Join Date: February 27, 2015
Posts: 1,768
I started with a hand press, no bench mounting.

Then I got a Lee 'C' (open side) bench mount, one die at a time.

My next press was an RCBS Rock Chucker when I got into bench shooting,
Ultra accurate rounds from a Rock Chucker.
One die at a time makes it slow.

Competition rimmed wheel gun rounds were just too slow,
I got a Lee Turret press, 3 stations in the turret, and I still use it for small batches to this day.
It's what they call a 'Classic' Turret Press now, mines been running for 30 years with no issues at all.
Caliber changes take about 30 seconds.
Changing from one die to another is a flick of the wrist, and your dies are always set up after you adjust them once.
Can't really recommend it higher! No plastic parts that give up, no complicated parts to adjust, uses common dies and shell holders, works exactly as advertised, maybe better.

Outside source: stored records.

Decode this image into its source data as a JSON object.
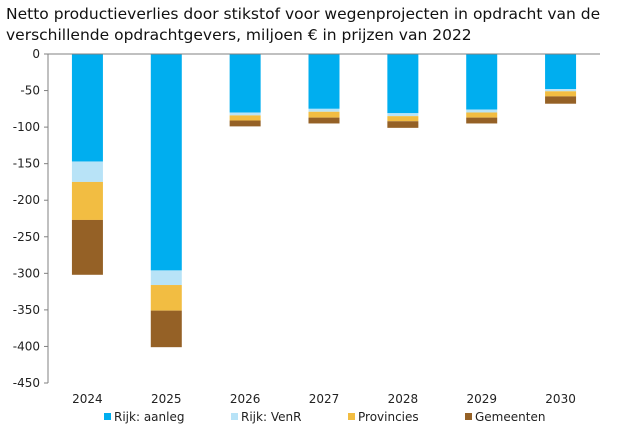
{
  "chart_data": {
    "type": "bar",
    "stacked": true,
    "title": "Netto productieverlies door stikstof voor wegenprojecten in opdracht van de verschillende opdrachtgevers, miljoen € in prijzen van 2022",
    "xlabel": "",
    "ylabel": "",
    "categories": [
      "2024",
      "2025",
      "2026",
      "2027",
      "2028",
      "2029",
      "2030"
    ],
    "ylim": [
      -450,
      0
    ],
    "yticks": [
      0,
      -50,
      -100,
      -150,
      -200,
      -250,
      -300,
      -350,
      -400,
      -450
    ],
    "grid": false,
    "legend_position": "bottom",
    "series": [
      {
        "name": "Rijk: aanleg",
        "color": "#00AEEF",
        "values": [
          -147,
          -296,
          -80,
          -75,
          -81,
          -76,
          -48
        ]
      },
      {
        "name": "Rijk: VenR",
        "color": "#B8E3F7",
        "values": [
          -28,
          -20,
          -4,
          -4,
          -4,
          -4,
          -3
        ]
      },
      {
        "name": "Provincies",
        "color": "#F2BD42",
        "values": [
          -52,
          -35,
          -7,
          -8,
          -7,
          -7,
          -7
        ]
      },
      {
        "name": "Gemeenten",
        "color": "#956126",
        "values": [
          -75,
          -50,
          -8,
          -8,
          -9,
          -8,
          -10
        ]
      }
    ]
  }
}
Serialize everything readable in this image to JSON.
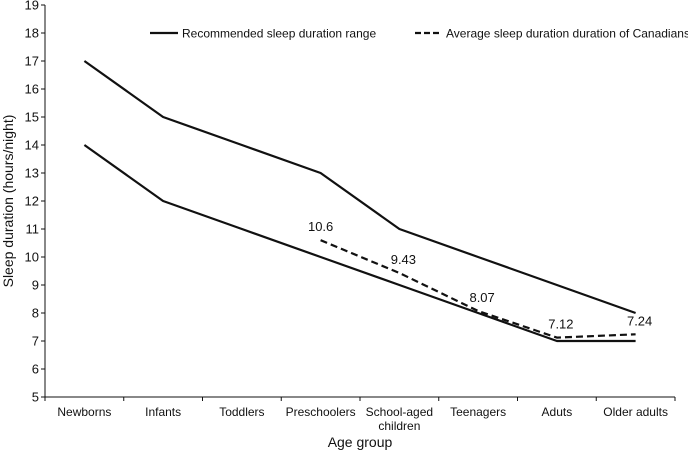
{
  "chart_data": {
    "type": "line",
    "xlabel": "Age group",
    "ylabel": "Sleep duration (hours/night)",
    "ylim": [
      5,
      19
    ],
    "yticks": [
      5,
      6,
      7,
      8,
      9,
      10,
      11,
      12,
      13,
      14,
      15,
      16,
      17,
      18,
      19
    ],
    "categories": [
      [
        "Newborns"
      ],
      [
        "Infants"
      ],
      [
        "Toddlers"
      ],
      [
        "Preschoolers"
      ],
      [
        "School-aged",
        "children"
      ],
      [
        "Teenagers"
      ],
      [
        "Aduts"
      ],
      [
        "Older adults"
      ]
    ],
    "legend": {
      "position": "top",
      "items": [
        {
          "label": "Recommended sleep duration range",
          "style": "solid"
        },
        {
          "label": "Average sleep duration duration of Canadians",
          "style": "dashed"
        }
      ]
    },
    "series": [
      {
        "role": "range-upper",
        "style": "solid",
        "values": [
          17,
          15,
          14,
          13,
          11,
          10,
          9,
          8
        ]
      },
      {
        "role": "range-lower",
        "style": "solid",
        "values": [
          14,
          12,
          11,
          10,
          9,
          8,
          7,
          7
        ]
      },
      {
        "role": "average",
        "style": "dashed",
        "values": [
          null,
          null,
          null,
          10.6,
          9.43,
          8.07,
          7.12,
          7.24
        ]
      }
    ],
    "data_labels": [
      {
        "category_index": 3,
        "value": 10.6,
        "text": "10.6"
      },
      {
        "category_index": 4,
        "value": 9.43,
        "text": "9.43"
      },
      {
        "category_index": 5,
        "value": 8.07,
        "text": "8.07"
      },
      {
        "category_index": 6,
        "value": 7.12,
        "text": "7.12"
      },
      {
        "category_index": 7,
        "value": 7.24,
        "text": "7.24"
      }
    ],
    "colors": {
      "line": "#111111",
      "axis": "#111111",
      "background": "#ffffff"
    }
  }
}
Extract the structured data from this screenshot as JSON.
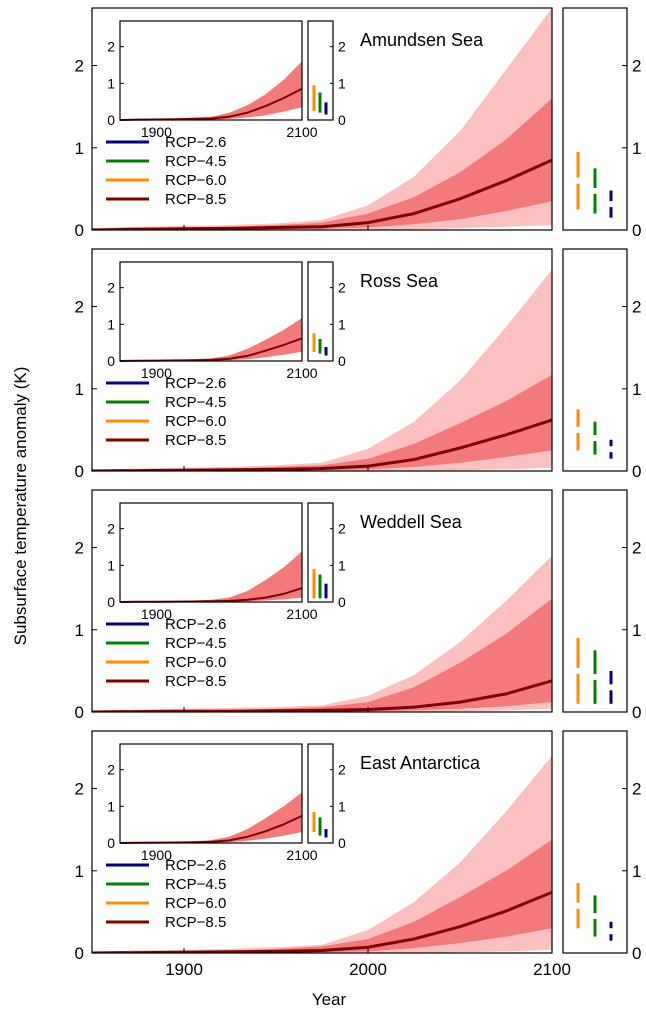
{
  "chart_data": {
    "type": "line",
    "ylabel": "Subsurface temperature anomaly (K)",
    "xlabel": "Year",
    "xlim": [
      1850,
      2100
    ],
    "ylim": [
      0,
      2.7
    ],
    "xticks": [
      "1900",
      "2000",
      "2100"
    ],
    "yticks": [
      "0",
      "1",
      "2"
    ],
    "inset": {
      "xticks": [
        "1900",
        "2100"
      ],
      "yticks": [
        "0",
        "1",
        "2"
      ],
      "ylim": [
        0,
        2.7
      ]
    },
    "legend": [
      "RCP−2.6",
      "RCP−4.5",
      "RCP−6.0",
      "RCP−8.5"
    ],
    "colors": {
      "rcp26": "#000080",
      "rcp45": "#008000",
      "rcp60": "#ff8c00",
      "rcp85": "#800000",
      "band_outer": "#fbc0c0",
      "band_inner": "#f47a7a"
    },
    "panels": [
      {
        "name": "Amundsen Sea",
        "x": [
          1850,
          1875,
          1900,
          1925,
          1950,
          1975,
          2000,
          2025,
          2050,
          2075,
          2100
        ],
        "median": [
          0,
          0.01,
          0.015,
          0.02,
          0.03,
          0.04,
          0.09,
          0.2,
          0.38,
          0.6,
          0.85
        ],
        "inner_low": [
          0,
          0,
          0,
          0.005,
          0.01,
          0.015,
          0.03,
          0.07,
          0.13,
          0.23,
          0.35
        ],
        "inner_high": [
          0.01,
          0.02,
          0.03,
          0.04,
          0.06,
          0.09,
          0.2,
          0.4,
          0.7,
          1.1,
          1.6
        ],
        "outer_low": [
          0,
          0,
          0,
          0,
          0,
          0,
          0,
          0.01,
          0.02,
          0.04,
          0.06
        ],
        "outer_high": [
          0.02,
          0.04,
          0.05,
          0.06,
          0.08,
          0.12,
          0.3,
          0.65,
          1.2,
          1.95,
          2.8
        ],
        "inset_median": [
          0,
          0.01,
          0.015,
          0.02,
          0.03,
          0.04,
          0.09,
          0.2,
          0.38,
          0.6,
          0.85
        ],
        "ranges": {
          "rcp60": [
            0.25,
            0.95
          ],
          "rcp45": [
            0.2,
            0.75
          ],
          "rcp26": [
            0.15,
            0.48
          ]
        }
      },
      {
        "name": "Ross Sea",
        "x": [
          1850,
          1875,
          1900,
          1925,
          1950,
          1975,
          2000,
          2025,
          2050,
          2075,
          2100
        ],
        "median": [
          0,
          0.005,
          0.01,
          0.015,
          0.02,
          0.03,
          0.06,
          0.14,
          0.28,
          0.44,
          0.62
        ],
        "inner_low": [
          0,
          0,
          0,
          0,
          0.005,
          0.01,
          0.02,
          0.05,
          0.1,
          0.17,
          0.25
        ],
        "inner_high": [
          0.01,
          0.02,
          0.025,
          0.03,
          0.05,
          0.07,
          0.15,
          0.33,
          0.58,
          0.85,
          1.17
        ],
        "outer_low": [
          0,
          0,
          0,
          0,
          0,
          0,
          0,
          0.005,
          0.01,
          0.02,
          0.04
        ],
        "outer_high": [
          0.02,
          0.03,
          0.04,
          0.05,
          0.07,
          0.1,
          0.27,
          0.6,
          1.1,
          1.75,
          2.45
        ],
        "ranges": {
          "rcp60": [
            0.25,
            0.75
          ],
          "rcp45": [
            0.2,
            0.6
          ],
          "rcp26": [
            0.15,
            0.38
          ]
        }
      },
      {
        "name": "Weddell Sea",
        "x": [
          1850,
          1875,
          1900,
          1925,
          1950,
          1975,
          2000,
          2025,
          2050,
          2075,
          2100
        ],
        "median": [
          0,
          0.005,
          0.008,
          0.01,
          0.015,
          0.02,
          0.03,
          0.06,
          0.12,
          0.22,
          0.38
        ],
        "inner_low": [
          0,
          0,
          0,
          0,
          0.003,
          0.005,
          0.01,
          0.02,
          0.04,
          0.07,
          0.12
        ],
        "inner_high": [
          0.01,
          0.015,
          0.02,
          0.025,
          0.04,
          0.06,
          0.12,
          0.3,
          0.6,
          0.95,
          1.38
        ],
        "outer_low": [
          0,
          0,
          0,
          0,
          0,
          0,
          0,
          0.005,
          0.01,
          0.02,
          0.04
        ],
        "outer_high": [
          0.02,
          0.03,
          0.04,
          0.05,
          0.06,
          0.08,
          0.2,
          0.45,
          0.85,
          1.35,
          1.9
        ],
        "ranges": {
          "rcp60": [
            0.1,
            0.9
          ],
          "rcp45": [
            0.1,
            0.75
          ],
          "rcp26": [
            0.1,
            0.5
          ]
        }
      },
      {
        "name": "East Antarctica",
        "x": [
          1850,
          1875,
          1900,
          1925,
          1950,
          1975,
          2000,
          2025,
          2050,
          2075,
          2100
        ],
        "median": [
          0,
          0.005,
          0.01,
          0.015,
          0.02,
          0.03,
          0.07,
          0.17,
          0.32,
          0.51,
          0.74
        ],
        "inner_low": [
          0,
          0,
          0,
          0,
          0.005,
          0.01,
          0.02,
          0.06,
          0.12,
          0.2,
          0.3
        ],
        "inner_high": [
          0.01,
          0.02,
          0.025,
          0.03,
          0.05,
          0.08,
          0.17,
          0.38,
          0.68,
          1.0,
          1.38
        ],
        "outer_low": [
          0,
          0,
          0,
          0,
          0,
          0,
          0,
          0.005,
          0.01,
          0.02,
          0.04
        ],
        "outer_high": [
          0.02,
          0.03,
          0.04,
          0.05,
          0.07,
          0.1,
          0.28,
          0.62,
          1.1,
          1.72,
          2.4
        ],
        "ranges": {
          "rcp60": [
            0.3,
            0.85
          ],
          "rcp45": [
            0.2,
            0.7
          ],
          "rcp26": [
            0.15,
            0.38
          ]
        }
      }
    ]
  }
}
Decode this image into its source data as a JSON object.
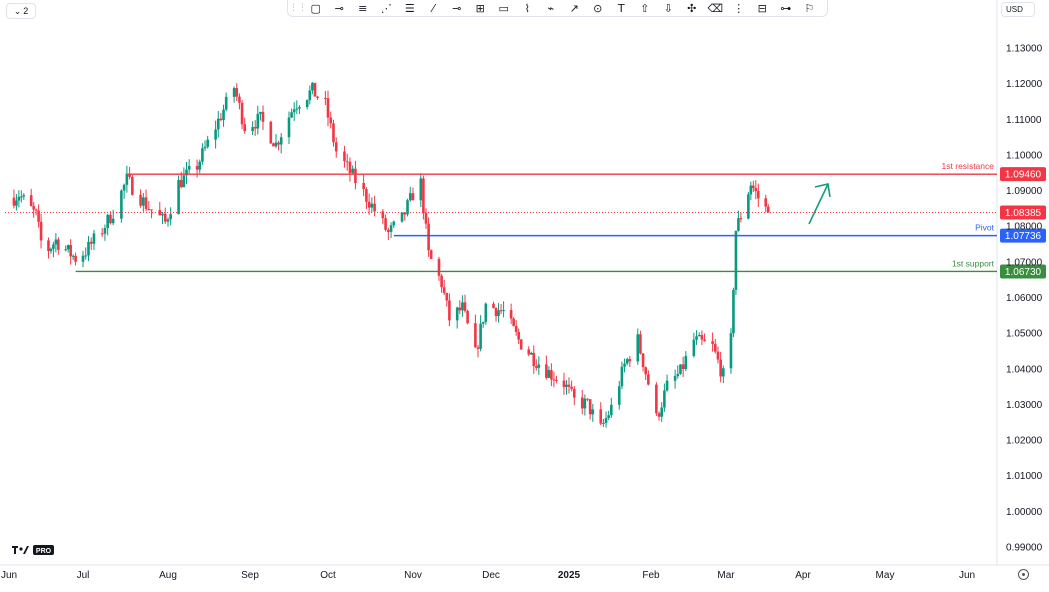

When the Lee Progressive came along, a buddy got one,
Spent a month trying to get it set up correctly and waiting on parts that have up right away.
Plastic parts will always be a weak link...
It was a pain in the butt I finally gave up on.

I finally decided to make the jump to a progressive,
About two years ago I got a Dillion XL650.
Good thing I'm a machinest and parts designer by trade or this thing would have made me beat it with a hammer...
Half the press has been redesigned or tinkered with in some way,
And it took two weeks to get it running for reasonable match quality rounds.
Caliber changes take close to an hour by the time you tear it down, change shell plates, feed ramps, bushings, swap cams around, pull the primer feeder down to loose parts and swap everything, then get it tuned to run the new caliber...

In my spare time I'm working on a CNC produced aluminum version of a couple critical parts that are plastic on the Dillon
I made a point of buying a spare parts kit, but I still don't trust plastic parts.